MAGGIE ROTH’S work is proof that something as simple as a line can be intricately beautiful.
Roth, the featured artist for November at Gallery Espresso, is set to graduate from SCAD next year. She started out as an animation major but changed her course.
“During my sophomore year, I changed to illustration because animation was too tedious,” she says. “Drawing something over and over again for someone else’s creativity isn’t what I wanted to do. I wanted to create art for myself, for my own mind.”
She further pursued that passion on her study abroad trip.
“I always did cartoons and stuff, but when I went to study abroad in Lacoste, my friend and I were doing blind contour lines,” Roth recalls. “Using that blind contour, I draw Lacoste in a nice line form and everyone really liked it. I was like, ‘Oh, maybe, this is something that could be cool.’ I really liked it because it was challenging and because everyone received it well. No one was doing it around me. It was nice to really challenge myself.”
Roth’s work is notable in that the figures are all one unbroken line.
“It depends on what I’m drawing. I figure out what I’m going to do first—do I want it to be covered in lines or do I want something more specific?” she shares. “The one of two people kissing, I had to sketch just the general idea, then create the line work.

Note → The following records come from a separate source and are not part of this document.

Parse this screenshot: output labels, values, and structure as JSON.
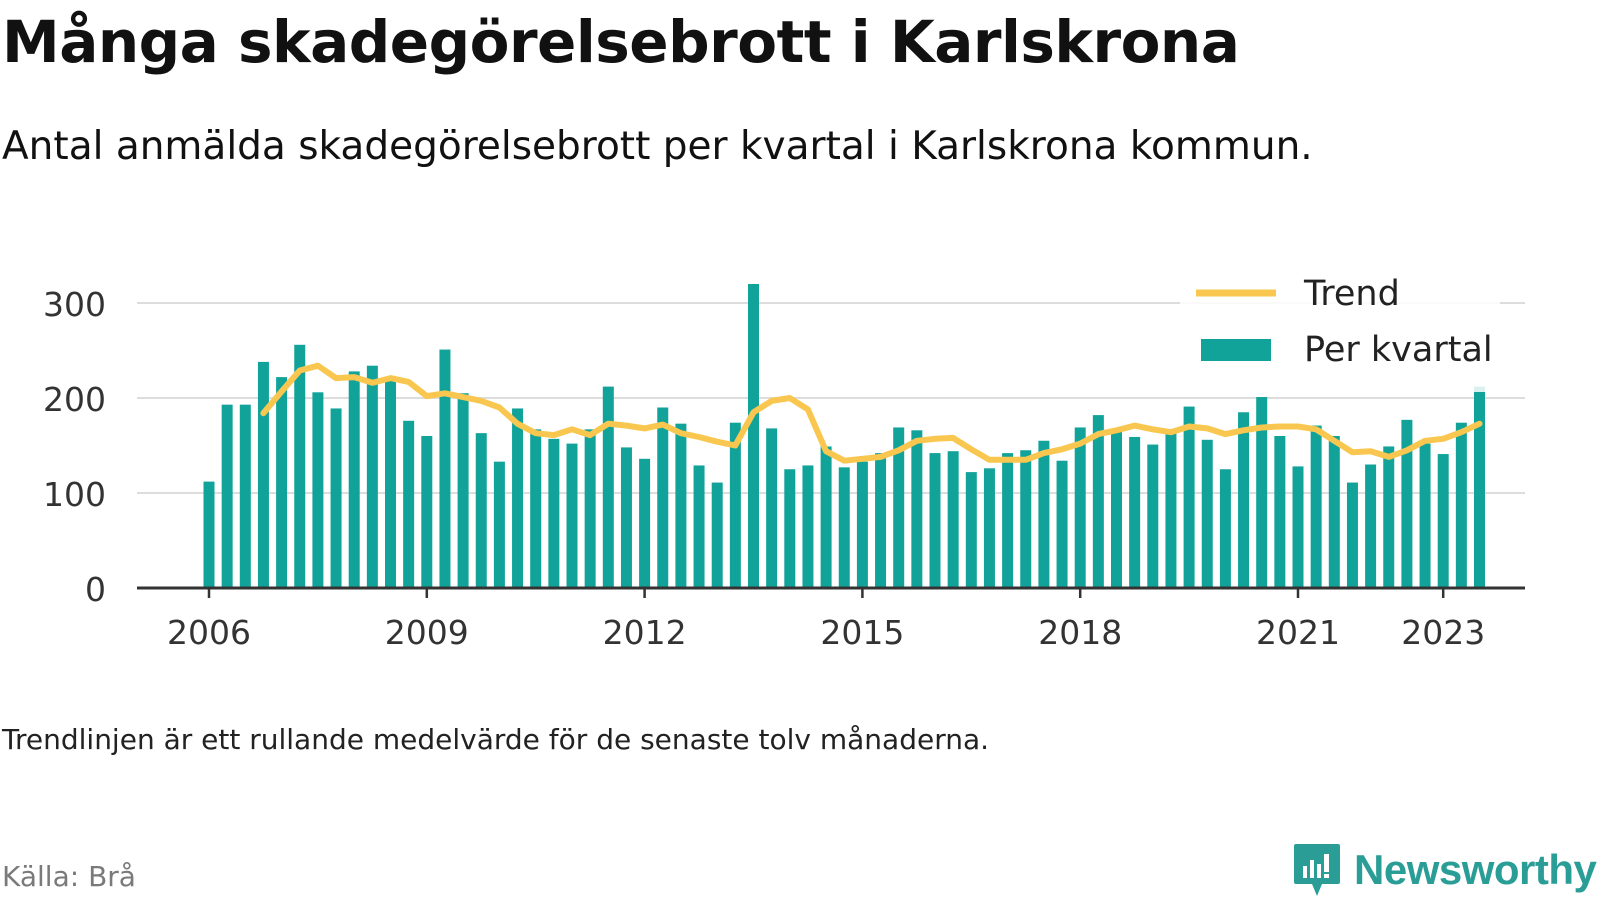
{
  "header": {
    "title": "Många skadegörelsebrott i Karlskrona",
    "subtitle": "Antal anmälda skadegörelsebrott per kvartal i Karlskrona kommun."
  },
  "footer": {
    "note": "Trendlinjen är ett rullande medelvärde för de senaste tolv månaderna.",
    "source": "Källa: Brå",
    "brand": "Newsworthy"
  },
  "colors": {
    "bar": "#11a39a",
    "trend": "#f9c74f",
    "grid": "#dddddd",
    "axis": "#333333",
    "brand": "#2a9d96"
  },
  "chart_data": {
    "type": "bar",
    "xlabel": "",
    "ylabel": "",
    "ylim": [
      0,
      330
    ],
    "yticks": [
      0,
      100,
      200,
      300
    ],
    "xticks": [
      {
        "label": "2006",
        "year": 2006
      },
      {
        "label": "2009",
        "year": 2009
      },
      {
        "label": "2012",
        "year": 2012
      },
      {
        "label": "2015",
        "year": 2015
      },
      {
        "label": "2018",
        "year": 2018
      },
      {
        "label": "2021",
        "year": 2021
      },
      {
        "label": "2023",
        "year": 2023
      }
    ],
    "first_quarter": "2006 Q1",
    "grid": true,
    "legend_position": "top-right",
    "series": [
      {
        "name": "Per kvartal",
        "kind": "bar",
        "values": [
          112,
          193,
          193,
          238,
          222,
          256,
          206,
          189,
          228,
          234,
          222,
          176,
          160,
          251,
          205,
          163,
          133,
          189,
          167,
          157,
          152,
          167,
          212,
          148,
          136,
          190,
          173,
          129,
          111,
          174,
          320,
          168,
          125,
          129,
          149,
          127,
          133,
          142,
          169,
          166,
          142,
          144,
          122,
          126,
          142,
          145,
          155,
          134,
          169,
          182,
          167,
          159,
          151,
          165,
          191,
          156,
          125,
          185,
          201,
          160,
          128,
          171,
          160,
          111,
          130,
          149,
          177,
          152,
          141,
          174,
          212
        ]
      },
      {
        "name": "Trend",
        "kind": "line",
        "values": [
          null,
          null,
          null,
          184,
          207,
          229,
          234,
          221,
          222,
          216,
          221,
          217,
          202,
          205,
          201,
          197,
          190,
          173,
          163,
          161,
          167,
          161,
          173,
          171,
          168,
          172,
          163,
          159,
          154,
          150,
          185,
          197,
          200,
          188,
          144,
          134,
          136,
          138,
          145,
          155,
          157,
          158,
          146,
          135,
          135,
          135,
          142,
          146,
          152,
          162,
          166,
          171,
          167,
          164,
          170,
          168,
          162,
          166,
          169,
          170,
          170,
          167,
          155,
          143,
          144,
          138,
          145,
          155,
          157,
          164,
          173
        ]
      }
    ]
  }
}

But normally, for a piece, once the pen goes down it’s all in the moment. I don’t know where it’s going. I might have a general idea, but I don’t really know. It usually takes a short time if I know what I’m doing, but for other pieces, like my big blue piece ‘Mobbed,’ that one took a while, only because it was layers of things. I painted the backgrounds, first layer, and second layer, but the initial line took under two minutes.”
The nature of Roth’s work makes her a bit of a perfectionist.
“There’s a piece I have that I initially drew but didn’t like it, but I had this board and I couldn’t waste it,” Roth says. “So I painted pink over it and then did the line. If I like how it is, it’s the end, but I’ll never know until it’s done. There’s a lot of throwing out paper. It might be good to someone else, but it might not be good enough for me.”
Roth has 13 pieces up at Gallery Espresso, including a collaborative piece with her professor.
“We got in touch last year through a mutual friend,” says Roth. “It was cool. He usually does black blobs and puts white on top, and mine is just the line work. It was just me putting the lines in next to his stuff but making it look like it could all go together. Just looking at it, you can see they’re obviously different, but it comes together.”
You’ll also find Roth’s work at the Alida Hotel, the stunning new boutique hotel on Williamson Street.
“I was contacted by Keep Shop, the boutique shop at the Alida, earlier in the summer,” says Roth. “I was really honored that they saw my line work and thought my work would suit the aesthetic for such an elegant establishment.”
The Alida is named after Alida Harper, an early historian and preservation figure in Savannah. Harper’s likeness graces the front cover of notebooks created especially for the shop.
“She was a pioneer in the restoration movement,” Roth says. “I’m happy I can create a piece that will forever represent someone so great and be presented by a wonderful place.”